Stable Audio Tools and Apple Silicon

Stable Audio Tools will default to using the CPU if it doesn’t detect a CUDA device. But it only takes a few adjustments of the original repo to make Stable Audio Tools utilize the Apple Silicon inside your machine if you have an M1 or better. Using a finetuned version of the base model I reduced my sample generation time from 51 seconds per generation (on cpu) to ~17 seconds per generation (on mps). This model was finetuned to generate samples only 3 seconds long but I was happy to cut inference time in half.

Here are the commands I used to create a python environment for inferencing Stable Audio locally.

Before we get started:

- Operating System
ProductName:        macOS
ProductVersion:     14.1
BuildVersion:       23B2073
Kernel:             23.1.0

- Environment
zsh:        5.9 (x86_64-apple-darwin23.0)
Homebrew:   4.3.5
Python:     3.8.19

Note: brew install python3.8 as brew is one of the easiest ways to manage multiple python version versions on the same machine.

Environment Commands

cd "$HOME/code/ml/music/generation/"
git clone https://github.com/Stability-AI/stable-audio-tools
cd stable-audio-tools/
python3.8 -m venv venv-sat
venv-sat/bin/python -m pip install --upgrade pip wheel
# Something about setuptools 70 release broke pkg_resources
venv-sat/bin/python -m pip install setuptools==69.5.1

# Activate the environment
source venv-sat/bin/activate

# Run the remaining commands within the activated environment
pip install --pre torch torchvision torchaudio --extra-index-url https://download.pytorch.org/whl/nightly/cpu
pip install .

# INFERENCE
# Base Model 
python run_gradio.py --ckpt-path models/base/model.ckpt --model-config models/base/model_config.json

# Finetuned Model 
python run_gradio.py --ckpt-path models/finetune_banyan/model_banyan.ckpt --model-config models/finetune_banyan/model_config_banyan.json

Script Commands

These are the adjustments I made to the python scripts in the repo: >>> git diff

diff --git a/stable_audio_tools/inference/generation.py b/stable_audio_tools/inference/generation.py
index 843ab4b..74f4bb9 100644
--- a/stable_audio_tools/inference/generation.py
+++ b/stable_audio_tools/inference/generation.py
@@ -14,7 +14,7 @@ def generate_diffusion_uncond(
         batch_size: int = 1,
         sample_size: int = 2097152,
         seed: int = -1,
-        device: str = "cuda",
+        device: str = "mps",
         init_audio: tp.Optional[tp.Tuple[int, torch.Tensor]] = None,
         init_noise_level: float = 1.0,
         return_latents = False,
@@ -99,7 +99,7 @@ def generate_diffusion_cond(
         sample_size: int = 2097152,
         sample_rate: int = 48000,
         seed: int = -1,
-        device: str = "cuda",
+        device: str = "mps",
         init_audio: tp.Optional[tp.Tuple[int, torch.Tensor]] = None,
         init_noise_level: float = 1.0,
         mask_args: dict = None,
diff --git a/stable_audio_tools/interface/gradio.py b/stable_audio_tools/interface/gradio.py
index b46c8d4..a1b8b10 100644
--- a/stable_audio_tools/interface/gradio.py
+++ b/stable_audio_tools/interface/gradio.py
@@ -665,7 +665,7 @@ def create_ui(model_config_path=None, ckpt_path=None, pretrained_name=None, pret
     else:
         model_config = None
 
-    device = torch.device("cuda" if torch.cuda.is_available() else "cpu")
+    device = torch.device("mps" if torch.backends.mps.is_available() else "cpu")
     _, model_config = load_model(model_config, ckpt_path, pretrained_name=pretrained_name, pretransform_ckpt_path=pretransform_ckpt_path, model_half=model_half, device=device)
     
     model_type = model_config["model_type"]

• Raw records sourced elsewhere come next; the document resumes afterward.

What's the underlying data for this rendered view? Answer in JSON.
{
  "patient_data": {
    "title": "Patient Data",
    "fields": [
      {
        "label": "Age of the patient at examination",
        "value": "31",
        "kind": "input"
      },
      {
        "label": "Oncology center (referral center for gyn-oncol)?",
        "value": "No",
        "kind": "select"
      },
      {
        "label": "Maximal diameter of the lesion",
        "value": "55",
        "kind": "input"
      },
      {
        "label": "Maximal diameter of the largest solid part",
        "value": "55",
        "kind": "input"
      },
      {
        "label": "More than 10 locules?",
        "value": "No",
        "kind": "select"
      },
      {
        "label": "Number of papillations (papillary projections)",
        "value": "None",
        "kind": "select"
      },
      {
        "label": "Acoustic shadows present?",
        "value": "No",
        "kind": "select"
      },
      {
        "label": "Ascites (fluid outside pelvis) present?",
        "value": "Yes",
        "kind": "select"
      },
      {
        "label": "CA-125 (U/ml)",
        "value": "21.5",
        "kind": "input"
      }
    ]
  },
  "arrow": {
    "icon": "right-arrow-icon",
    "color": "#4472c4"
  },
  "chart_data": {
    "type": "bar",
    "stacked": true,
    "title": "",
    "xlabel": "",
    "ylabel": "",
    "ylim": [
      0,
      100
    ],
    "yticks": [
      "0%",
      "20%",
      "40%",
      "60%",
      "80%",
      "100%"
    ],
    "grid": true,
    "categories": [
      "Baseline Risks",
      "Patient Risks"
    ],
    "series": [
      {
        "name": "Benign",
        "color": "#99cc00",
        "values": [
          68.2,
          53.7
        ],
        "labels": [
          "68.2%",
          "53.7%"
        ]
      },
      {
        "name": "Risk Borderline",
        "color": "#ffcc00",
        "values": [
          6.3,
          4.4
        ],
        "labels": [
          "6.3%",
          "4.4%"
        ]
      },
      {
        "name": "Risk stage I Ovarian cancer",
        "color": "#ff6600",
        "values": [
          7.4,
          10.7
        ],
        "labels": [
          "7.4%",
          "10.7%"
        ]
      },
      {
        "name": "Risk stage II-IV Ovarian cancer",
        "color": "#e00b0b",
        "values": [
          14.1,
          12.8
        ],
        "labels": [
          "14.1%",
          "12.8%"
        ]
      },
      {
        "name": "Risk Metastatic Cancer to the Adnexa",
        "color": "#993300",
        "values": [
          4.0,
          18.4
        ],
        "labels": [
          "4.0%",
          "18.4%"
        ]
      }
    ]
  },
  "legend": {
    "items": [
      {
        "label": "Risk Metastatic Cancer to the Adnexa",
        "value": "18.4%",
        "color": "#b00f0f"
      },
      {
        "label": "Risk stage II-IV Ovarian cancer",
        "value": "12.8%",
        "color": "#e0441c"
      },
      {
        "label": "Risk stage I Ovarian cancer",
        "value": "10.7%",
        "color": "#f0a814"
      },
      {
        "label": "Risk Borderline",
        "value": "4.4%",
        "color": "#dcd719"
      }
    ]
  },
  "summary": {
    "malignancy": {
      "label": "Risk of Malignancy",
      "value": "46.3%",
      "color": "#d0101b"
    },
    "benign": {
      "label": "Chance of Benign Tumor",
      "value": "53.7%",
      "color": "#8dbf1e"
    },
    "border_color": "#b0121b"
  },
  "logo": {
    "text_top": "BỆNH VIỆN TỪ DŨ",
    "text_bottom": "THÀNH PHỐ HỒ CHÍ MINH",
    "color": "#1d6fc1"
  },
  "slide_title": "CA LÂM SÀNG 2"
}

In plain english that means I edited line 90 of .py

Installing asitop for monitoring

In my journey to utilize MPS I came across asitop. It allows you to monitor what percentage of your Apple GPU is being used in the CLI, among other things. After installing asitop into its own python venv I created an alias for asitop in ~/.zprofile making it easier to quickly open the monitor: alias asitop="sudo $HOME/code/asito/venv-asi/bin/asitop"

brew install asitop probably works just as well.